Ah, já. Aqui em Porto Alegre, inclusive. Mas enfim, é uma coisa besta. Às vezes sinto um certo preconceito por não ter feito faculdade de artes. Pode ser até paranoia, mas sinto um pouco. Até essa coisa de trabalhar com publicidade. Prefiro vender quadros a ter que fazer uma campanha pra Adidas, mas é um outro trabalho, sabe? Tem gente que vê com preconceito, mas, ah, sabe. Estamos em 2010. Eu até vejo vários projetos com apoio cultural, eles valorizam mais aquela coisa acadêmica, apoiam só arte conceitual, aqueles trabalhos cheios de argumentos. Se não trabalhasse com isso me sentiria enganada vendo. E as pessoas se sentem burras olhando, por que deveriam estar entendendo alguma coisa. Me irrito com isso.Eu carrego comigo uns bloquinhos, aí vou desenhando, sem pensar muito. Quando quero fazer um quadro, pego os rascunhos e monto. Primeiro faço um rascunho pequeno do quadro inteiro, depois desenho na tela, testo as cores no photoshop (não me julguem), e depois eu pinto. Mas é que a ideia inicial acaba sempre se transformando, né? Eu rabisco muito antes, sou meio medrosa pra chegar já pintando.
Os novos quadros possuem um formato horizontal, landscape, não?
É, isso é uma coisa que eu comecei a testar. Um artista que eu descobri, que gosto bastante, é Henry Darger. Os trabalhos dele têm esse formato bem horizontal e também são cheios de elementos. Achei lindo. E a narrativa ganha mais força. Não é só um foco, são vários. Estou gostando bastante de fazer nesse formato.
Você está focando na pintura com tinta acrílica agora?
Sim, até gostaria de trabalhar com tinta a óleo, mas demora tanto pra secar, dá uma preguiça… Ah, eu tenho bordado bastante também. Em trabalhos futuros pretendo inserir no meu trabalho. Quero usar nas telas, ainda não sei como vou fazer. Mas estou gostando muito, pela lã, fica um pixelado, mas ao mesmo tempo artesanal.

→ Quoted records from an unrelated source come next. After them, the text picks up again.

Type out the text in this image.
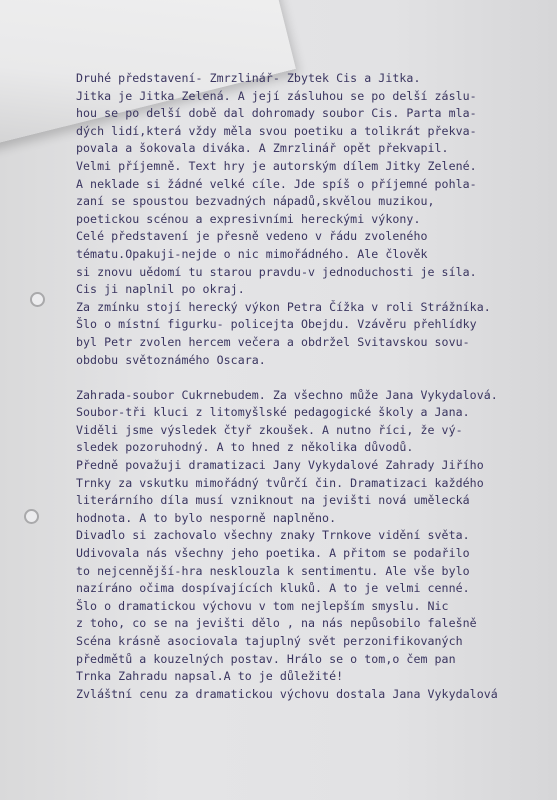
Druhé představení- Zmrzlinář- Zbytek Cis a Jitka.
Jitka je Jitka Zelená. A její zásluhou se po delší záslu-
hou se po delší době dal dohromady soubor Cis. Parta mla-
dých lidí,která vždy měla svou poetiku a tolikrát překva-
povala a šokovala diváka. A Zmrzlinář opět překvapil.
Velmi příjemně. Text hry je autorským dílem Jitky Zelené.
A neklade si žádné velké cíle. Jde spíš o příjemné pohla-
zaní se spoustou bezvadných nápadů,skvělou muzikou,
poetickou scénou a expresivními hereckými výkony.
Celé představení je přesně vedeno v řádu zvoleného
tématu.Opakuji-nejde o nic mimořádného. Ale člověk
si znovu uědomí tu starou pravdu-v jednoduchosti je síla.
Cis ji naplnil po okraj.
Za zmínku stojí herecký výkon Petra Čížka v roli Strážníka.
Šlo o místní figurku- policejta Obejdu. Vzávěru přehlídky
byl Petr zvolen hercem večera a obdržel Svitavskou sovu-
obdobu světoznámého Oscara.
Zahrada-soubor Cukrnebudem. Za všechno může Jana Vykydalová.
Soubor-tři kluci z litomyšlské pedagogické školy a Jana.
Viděli jsme výsledek čtyř zkoušek. A nutno říci, že vý-
sledek pozoruhodný. A to hned z několika důvodů.
Předně považuji dramatizaci Jany Vykydalové Zahrady Jiřího
Trnky za vskutku mimořádný tvůrčí čin. Dramatizaci každého
literárního díla musí vzniknout na jevišti nová umělecká
hodnota. A to bylo nesporně naplněno.
Divadlo si zachovalo všechny znaky Trnkove vidění světa.
Udivovala nás všechny jeho poetika. A přitom se podařilo
to nejcennější-hra nesklouzla k sentimentu. Ale vše bylo
nazíráno očima dospívajících kluků. A to je velmi cenné.
Šlo o dramatickou výchovu v tom nejlepším smyslu. Nic
z toho, co se na jevišti dělo , na nás nepůsobilo falešně
Scéna krásně asociovala tajuplný svět perzonifikovaných
předmětů a kouzelných postav. Hrálo se o tom,o čem pan
Trnka Zahradu napsal.A to je důležité!
Zvláštní cenu za dramatickou výchovu dostala Jana Vykydalová
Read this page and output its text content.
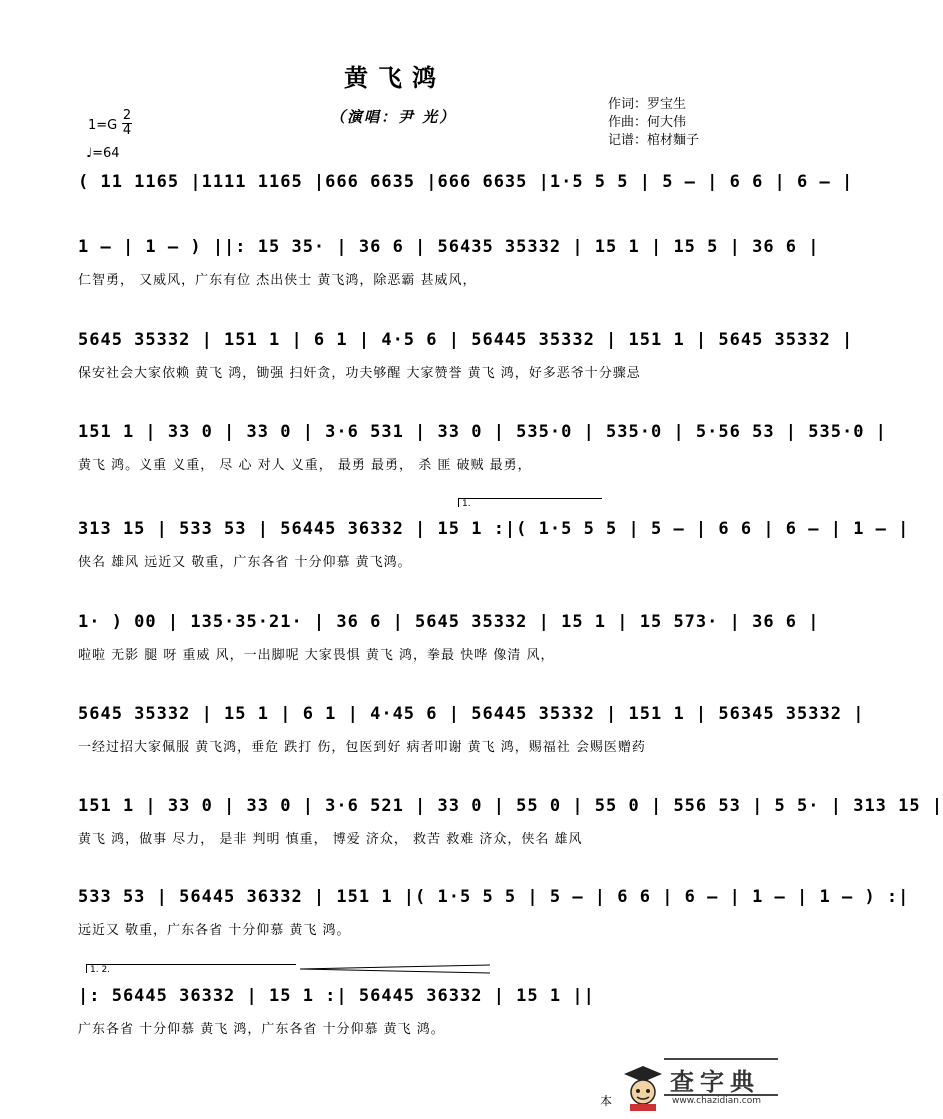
黄飞鸿
（演唱：尹 光）
作词：罗宝生
作曲：何大伟
记谱：棺材麵子
1=G
2
4
♩=64
( 11 1165 |1111 1165 |666 6635 |666 6635 |1·5 5 5 | 5 – | 6 6 | 6 – |
1 – | 1 – ) ||: 15 35· | 36 6 | 56435 35332 | 15 1 | 15 5 | 36 6 |
仁智勇， 又威风，广东有位 杰出侠士 黄飞鸿，除恶霸 甚威风，
5645 35332 | 151 1 | 6 1 | 4·5 6 | 56445 35332 | 151 1 | 5645 35332 |
保安社会大家依赖 黄飞 鸿，锄强 扫奸贪，功夫够醒 大家赞誉 黄飞 鸿，好多恶爷十分骤忌
151 1 | 33 0 | 33 0 | 3·6 531 | 33 0 | 535·0 | 535·0 | 5·56 53 | 535·0 |
黄飞 鸿。义重 义重， 尽 心 对人 义重， 最勇 最勇， 杀 匪 破贼 最勇，
1.
313 15 | 533 53 | 56445 36332 | 15 1 :|( 1·5 5 5 | 5 – | 6 6 | 6 – | 1 – |
侠名 雄风 远近又 敬重，广东各省 十分仰慕 黄飞鸿。
1· ) 00 | 135·35·21· | 36 6 | 5645 35332 | 15 1 | 15 573· | 36 6 |
啦啦 无影 腿 呀 重威 风，一出脚呢 大家畏惧 黄飞 鸿，拳最 快哗 像清 风，
5645 35332 | 15 1 | 6 1 | 4·45 6 | 56445 35332 | 151 1 | 56345 35332 |
一经过招大家佩服 黄飞鸿，垂危 跌打 伤，包医到好 病者叩谢 黄飞 鸿，赐福社 会赐医赠药
151 1 | 33 0 | 33 0 | 3·6 521 | 33 0 | 55 0 | 55 0 | 556 53 | 5 5· | 313 15 |
黄飞 鸿，做事 尽力， 是非 判明 慎重， 博爱 济众， 救苦 救难 济众，侠名 雄风
533 53 | 56445 36332 | 151 1 |( 1·5 5 5 | 5 – | 6 6 | 6 – | 1 – | 1 – ) :|
远近又 敬重，广东各省 十分仰慕 黄飞 鸿。
1. 2.
|: 56445 36332 | 15 1 :| 56445 36332 | 15 1 ||
广东各省 十分仰慕 黄飞 鸿，广东各省 十分仰慕 黄飞 鸿。
本
查字典
www.chazidian.com
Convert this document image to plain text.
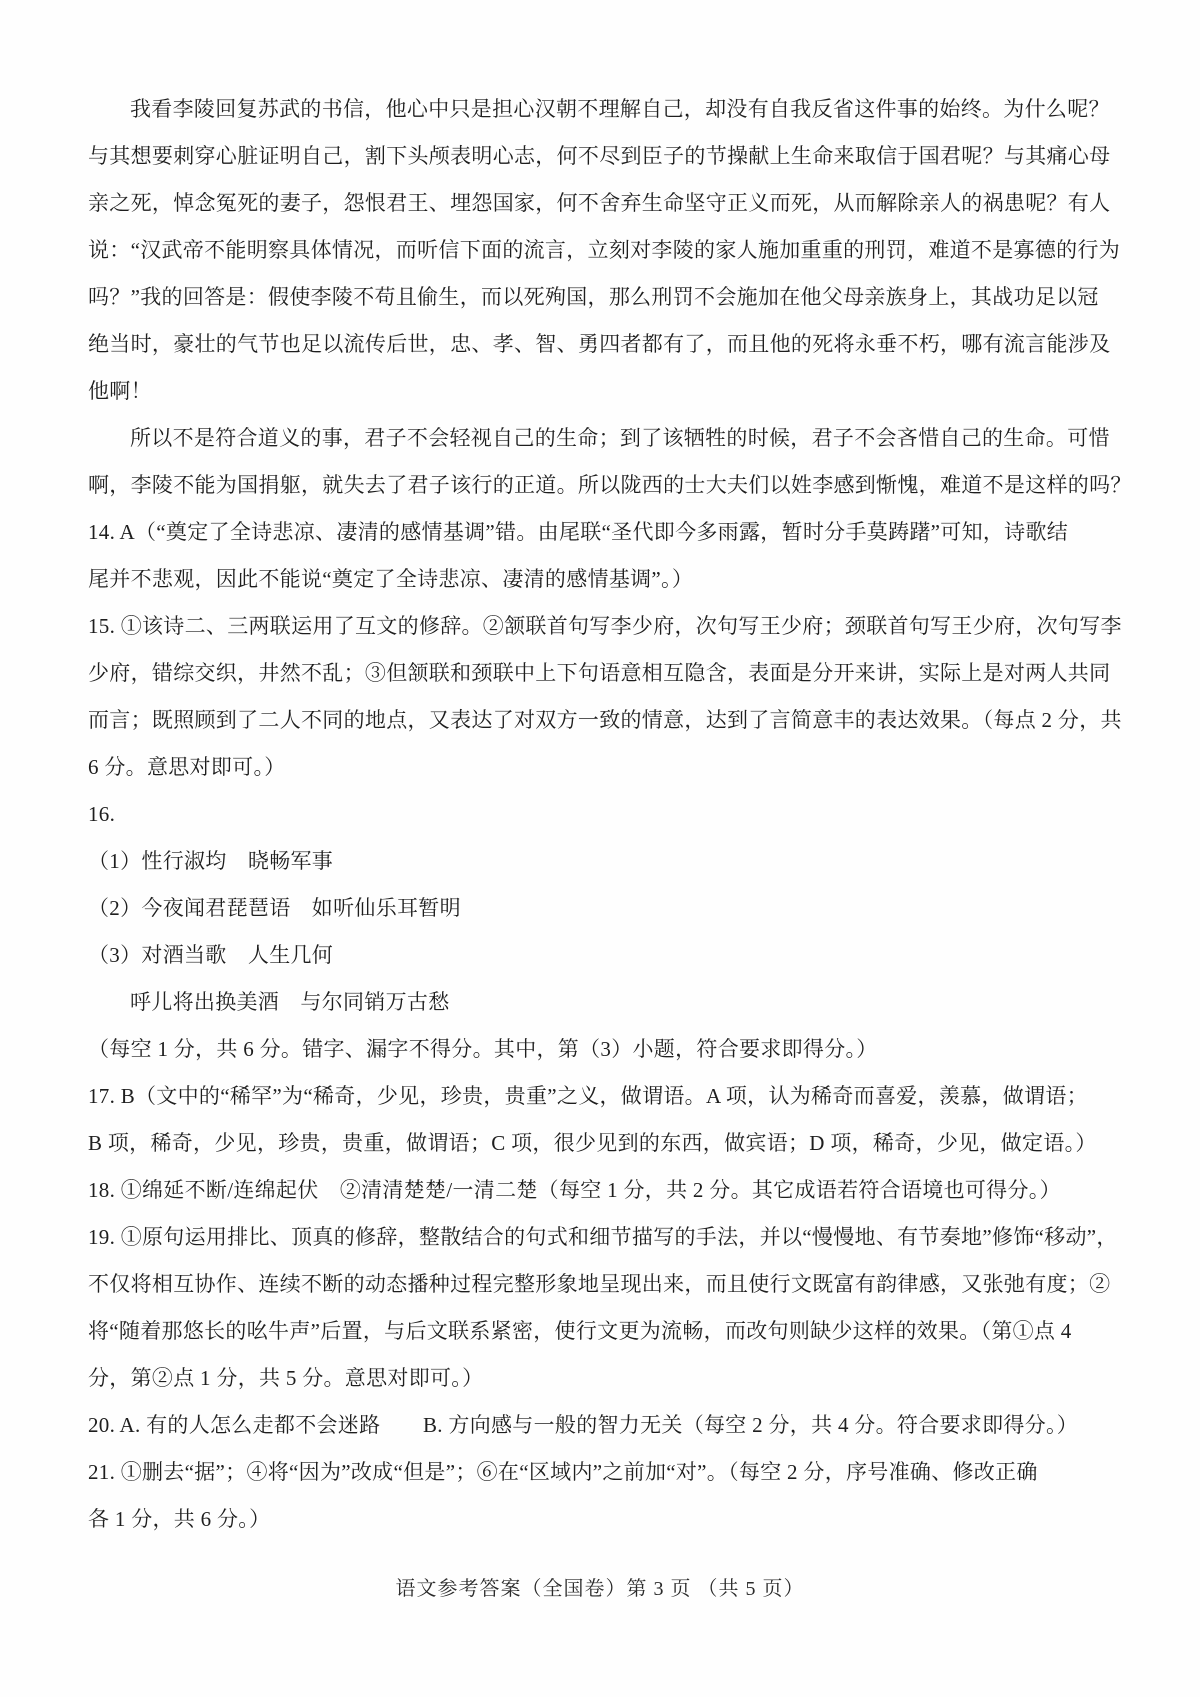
我看李陵回复苏武的书信，他心中只是担心汉朝不理解自己，却没有自我反省这件事的始终。为什么呢？

与其想要刺穿心脏证明自己，割下头颅表明心志，何不尽到臣子的节操献上生命来取信于国君呢？与其痛心母

亲之死，悼念冤死的妻子，怨恨君王、埋怨国家，何不舍弃生命坚守正义而死，从而解除亲人的祸患呢？有人

说：“汉武帝不能明察具体情况，而听信下面的流言，立刻对李陵的家人施加重重的刑罚，难道不是寡德的行为

吗？”我的回答是：假使李陵不苟且偷生，而以死殉国，那么刑罚不会施加在他父母亲族身上，其战功足以冠

绝当时，豪壮的气节也足以流传后世，忠、孝、智、勇四者都有了，而且他的死将永垂不朽，哪有流言能涉及

他啊！

所以不是符合道义的事，君子不会轻视自己的生命；到了该牺牲的时候，君子不会吝惜自己的生命。可惜

啊，李陵不能为国捐躯，就失去了君子该行的正道。所以陇西的士大夫们以姓李感到惭愧，难道不是这样的吗？

14. A（“奠定了全诗悲凉、凄清的感情基调”错。由尾联“圣代即今多雨露，暂时分手莫踌躇”可知，诗歌结

尾并不悲观，因此不能说“奠定了全诗悲凉、凄清的感情基调”。）

15. ①该诗二、三两联运用了互文的修辞。②颔联首句写李少府，次句写王少府；颈联首句写王少府，次句写李

少府，错综交织，井然不乱；③但颔联和颈联中上下句语意相互隐含，表面是分开来讲，实际上是对两人共同

而言；既照顾到了二人不同的地点，又表达了对双方一致的情意，达到了言简意丰的表达效果。（每点 2 分，共

6 分。意思对即可。）

16.

（1）性行淑均　晓畅军事

（2）今夜闻君琵琶语　如听仙乐耳暂明

（3）对酒当歌　人生几何

呼儿将出换美酒　与尔同销万古愁

（每空 1 分，共 6 分。错字、漏字不得分。其中，第（3）小题，符合要求即得分。）

17. B（文中的“稀罕”为“稀奇，少见，珍贵，贵重”之义，做谓语。A 项，认为稀奇而喜爱，羡慕，做谓语；

B 项，稀奇，少见，珍贵，贵重，做谓语；C 项，很少见到的东西，做宾语；D 项，稀奇，少见，做定语。）

18. ①绵延不断/连绵起伏　②清清楚楚/一清二楚（每空 1 分，共 2 分。其它成语若符合语境也可得分。）

19. ①原句运用排比、顶真的修辞，整散结合的句式和细节描写的手法，并以“慢慢地、有节奏地”修饰“移动”，

不仅将相互协作、连续不断的动态播种过程完整形象地呈现出来，而且使行文既富有韵律感，又张弛有度；②

将“随着那悠长的吆牛声”后置，与后文联系紧密，使行文更为流畅，而改句则缺少这样的效果。（第①点 4

分，第②点 1 分，共 5 分。意思对即可。）

20. A. 有的人怎么走都不会迷路　　B. 方向感与一般的智力无关（每空 2 分，共 4 分。符合要求即得分。）

21. ①删去“据”；④将“因为”改成“但是”；⑥在“区域内”之前加“对”。（每空 2 分，序号准确、修改正确

各 1 分，共 6 分。）

语文参考答案（全国卷）第 3 页 （共 5 页）
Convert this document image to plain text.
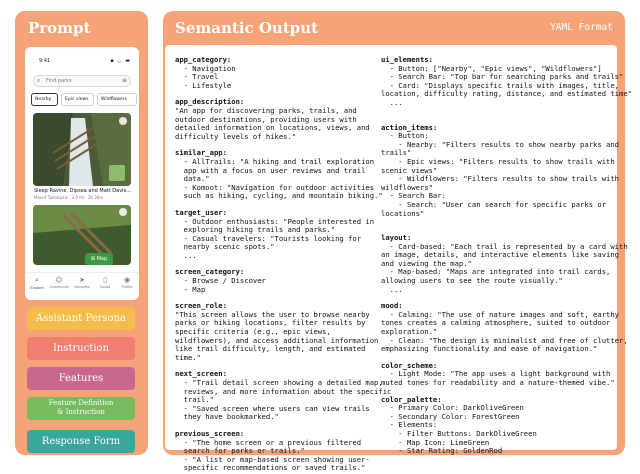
Prompt
9:41	▪ ◡ ▬
⌕ Find parks	≡
Nearby	Epic views	Wildflowers
Sleep Ravine, Dipsea and Matt Davis...
Mount Tamalpais · 3.4 mi · 2h 36m
⊞ Map
⌕
Explore
☺
Community
➤
Navigate
▯
Saved
◉
Profile
Assistant Persona
Instruction
Features
Feature Definition
& Instruction
Response Form
Semantic Output	YAML Format
app_category:
- Navigation
- Travel
- Lifestyle
app_description:
"An app for discovering parks, trails, and
outdoor destinations, providing users with
detailed information on locations, views, and
difficulty levels of hikes."
similar_app:
- AllTrails: "A hiking and trail exploration
app with a focus on user reviews and trail
data."
- Komoot: "Navigation for outdoor activities
such as hiking, cycling, and mountain biking."
target_user:
- Outdoor enthusiasts: "People interested in
exploring hiking trails and parks."
- Casual travelers: "Tourists looking for
nearby scenic spots."
...
screen_category:
- Browse / Discover
- Map
screen_role:
"This screen allows the user to browse nearby
parks or hiking locations, filter results by
specific criteria (e.g., epic views,
wildflowers), and access additional information
like trail difficulty, length, and estimated
time."
next_screen:
- "Trail detail screen showing a detailed map,
reviews, and more information about the specific
trail."
- "Saved screen where users can view trails
they have bookmarked."
previous_screen:
- "The home screen or a previous filtered
search for parks or trails."
- "A list or map-based screen showing user-
specific recommendations or saved trails."
ui_elements:
- Button: ["Nearby", "Epic views", "Wildflowers"]
- Search Bar: "Top bar for searching parks and trails"
- Card: "Displays specific trails with images, title,
location, difficulty rating, distance, and estimated time"
...
action_items:
- Button:
- Nearby: "Filters results to show nearby parks and
trails"
- Epic views: "Filters results to show trails with
scenic views"
- Wildflowers: "Filters results to show trails with
wildflowers"
- Search Bar:
- Search: "User can search for specific parks or
locations"
layout:
- Card-based: "Each trail is represented by a card with
an image, details, and interactive elements like saving
and viewing the map."
- Map-based: "Maps are integrated into trail cards,
allowing users to see the route visually."
...
mood:
- Calming: "The use of nature images and soft, earthy
tones creates a calming atmosphere, suited to outdoor
exploration."
- Clean: "The design is minimalist and free of clutter,
emphasizing functionality and ease of navigation."
color_scheme:
- Light Mode: "The app uses a light background with
muted tones for readability and a nature-themed vibe."
color_palette:
- Primary Color: DarkOliveGreen
- Secondary Color: ForestGreen
- Elements:
- Filter Buttons: DarkOliveGreen
- Map Icon: LimeGreen
- Star Rating: GoldenRod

O seu trabalho de conclusão foi sobre o livro “Alice no País das Maravilhas”, não?
Sim. Na graduação de design, meu trabalho de conclusão foi um livro. Eu não queria fazer ilustração, mas acabei fazendo, antes até da febre Tim Burton. Eu amo esse livro, na verdade, ele é todo como se fosse um diário, escrito à mão. Ficou tão legal, gostaria de publicar. Mas acabou parado. No dia em que acabei o trabalho de conclusão, eu entro no site da Cosac Naify e, claro: “Alice no País das Maravilhas” sendo lançado. Acabou que teve um filme, e todo mundo lançava um livro por dia. E agora meio que passou. Mas um dia eu lanço.
E agora, você está trabalhando no quê?
Só pintando. Estou conversando com uma galeria de São Paulo, a Thomas Chon com, acho que vou expor lá no ano que vem. Por enquanto estou só pintando quadros maiores. Agora, inclusive, estou pintando um quadro de dois metros. Meu Everest [risos]. Dia 4 de abril tenho uma exposição coletiva em Seattle, com artistas dos Estados Unidos. Em janeiro vou participar em Taiwan, olha só? A conquista do Oriente [risos]. Eu, a Carla Barth e outros de lá. Vai ser outra coletiva.